Bancadas do PMDB e do PT devem crescer no Senado
Se for mesmo eleita presidente, como apontam as pesquisas, a candidata do PT, Dilma Rousseff, terá um Senado muito mais dócil do que o governo Lula. As consultas de intenção de voto mais recentes indicam que a estratégia de Lula de trabalhar um conjunto mais amistoso no salão azul deu certo. Os partidos aliados podem […]
Os governistas, em especial, o PMDB, estão em festa.
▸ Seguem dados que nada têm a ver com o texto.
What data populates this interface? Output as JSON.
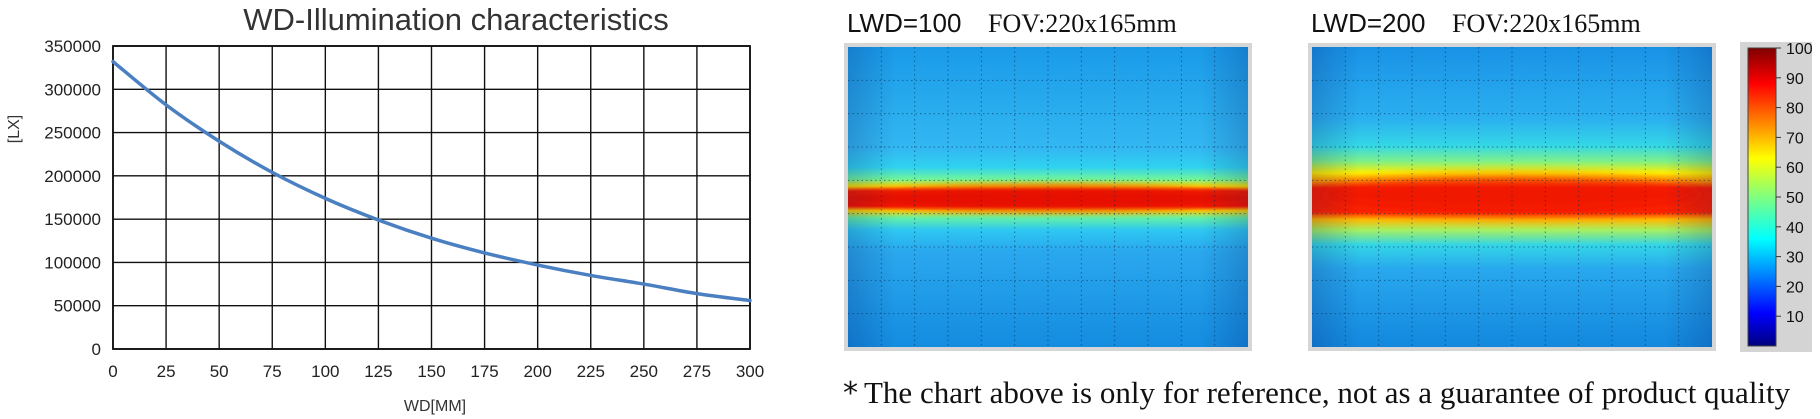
{
  "chart_data": [
    {
      "type": "line",
      "title": "WD-Illumination characteristics",
      "xlabel": "WD[MM]",
      "ylabel": "[LX]",
      "xlim": [
        0,
        300
      ],
      "ylim": [
        0,
        350000
      ],
      "xticks": [
        0,
        25,
        50,
        75,
        100,
        125,
        150,
        175,
        200,
        225,
        250,
        275,
        300
      ],
      "yticks": [
        0,
        50000,
        100000,
        150000,
        200000,
        250000,
        300000,
        350000
      ],
      "grid": true,
      "color": "#4a7fc1",
      "series": [
        {
          "x": [
            0,
            25,
            50,
            75,
            100,
            125,
            150,
            175,
            200,
            225,
            250,
            275,
            300
          ],
          "values": [
            332000,
            282000,
            240000,
            204000,
            174000,
            149000,
            128000,
            111000,
            97000,
            85000,
            75000,
            64000,
            56000
          ]
        }
      ]
    },
    {
      "type": "heatmap",
      "title_left": "LWD=100",
      "title_right": "FOV:220x165mm",
      "band_center_fraction": 0.505,
      "band_peak": 88,
      "band_height": "thin",
      "colorbar": "jet"
    },
    {
      "type": "heatmap",
      "title_left": "LWD=200",
      "title_right": "FOV:220x165mm",
      "band_center_fraction": 0.495,
      "band_peak": 85,
      "band_height": "wide",
      "colorbar": "jet"
    },
    {
      "type": "colorbar",
      "ticks": [
        10,
        20,
        30,
        40,
        50,
        60,
        70,
        80,
        90,
        100
      ],
      "range": [
        0,
        100
      ]
    }
  ],
  "footnote": {
    "symbol": "*",
    "text": "The chart above is only for reference, not as a guarantee of product quality"
  }
}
Em conversas reservadas, há quem diga que eles terão tudo para permanecer no comando do Senado. Se as pesquisas estiverem corretas e eles conseguirem ainda pular a fogueira da Lei Ficha Limpa que chamuscou nomes como o de Jáder Barbalho, do Pará, ficarão com a maior bancada: 19 senadores. O PMDB aposta ainda em virada no Rio de Janeiro, onde, pela última consulta, Jorge Picciani aparecia em quarto lugar, atrás do petista Lindbergh Farias, de Cesar Maia e Marcelo Crivella. Se a mudança de posição ocorrer, o PMDB pode chegar a 20 senadores. Nos bastidores, os peemedebistas têm dito que, com Sérgio Cabral praticamente eleito, a prioridade dessas semanas se volta para os candidatos a senador, Picciani e Lindbergh. Mas o presidente Lula não se envolverá nessa campanha, porque tem no senador Crivella um aliado leal no Rio.
Logo atrás, vem o PT, que se prepara para eleger 12 senadores, quatro a mais do que tem nesta legislatura, e ficar com 13 – isso por causa do suplente de Renato Casagrande (PSB-ES), a quem muitos já se referem como futuro governador do Espírito Santo, uma vez que as pesquisas mais recentes indicam a vitória no primeiro turno. O PT ficaria, neste caso, empatado em número de senadores com o PSDB, que ficará com 13 senadores, três a menos do que tem hoje.
Quem perderá mais em termos de senadores é mesmo o DEM. Por isso, na oposição a palavra de ordem para as próximas três semanas é só uma: sobrevivência. Os senadores que ainda estão em campanha, mas apresentam boa pontuação nas pesquisas, vão para as ruas de olho no desempenho dos colegas de partido em outros estados, mas tratam de esconder as preocupações futuras. O senador Demóstenes Torres, do DEM de Goiás, é um exemplo. No estado, o parlamentar lidera as sondagens de intenção de votos e a tucana Lúcia Vânia garante a reeleição, segundo as estimativas. Demóstenes também comemora o desempenho eleitoral de Marconi Perillo (PSDB), favorito para levar o governo goiano. Mas, quando o assunto é a bancada da oposição no Senado em 2011, o senador desconversa. "Tem que ver quantos vamos eleger e a partir daí definir a estratégia", afirma, de olho na própria campanha.
O PSDB também evita fazer essas contas. O senador Agripino Maia (DEM-RN), ex-líder do seu partido na Casa, no entanto, ainda tem esperanças em uma virada dos candidatos tucanos. "Qualquer cálculo é prematuro. Quem garante que Paulo Bauer (PSDB-SC) não vai ser eleito e que Paulo Paim (PT) vai ser eleito? Tudo isso é muito prematuro", alega. Ele cita, por exemplo, o caso de Antonio Anastasia, candidato ao governo mineiro, que começou a reagir nas pesquisas e está hoje disputando vota a voto com o candidato do PMDB, Hélio Costa.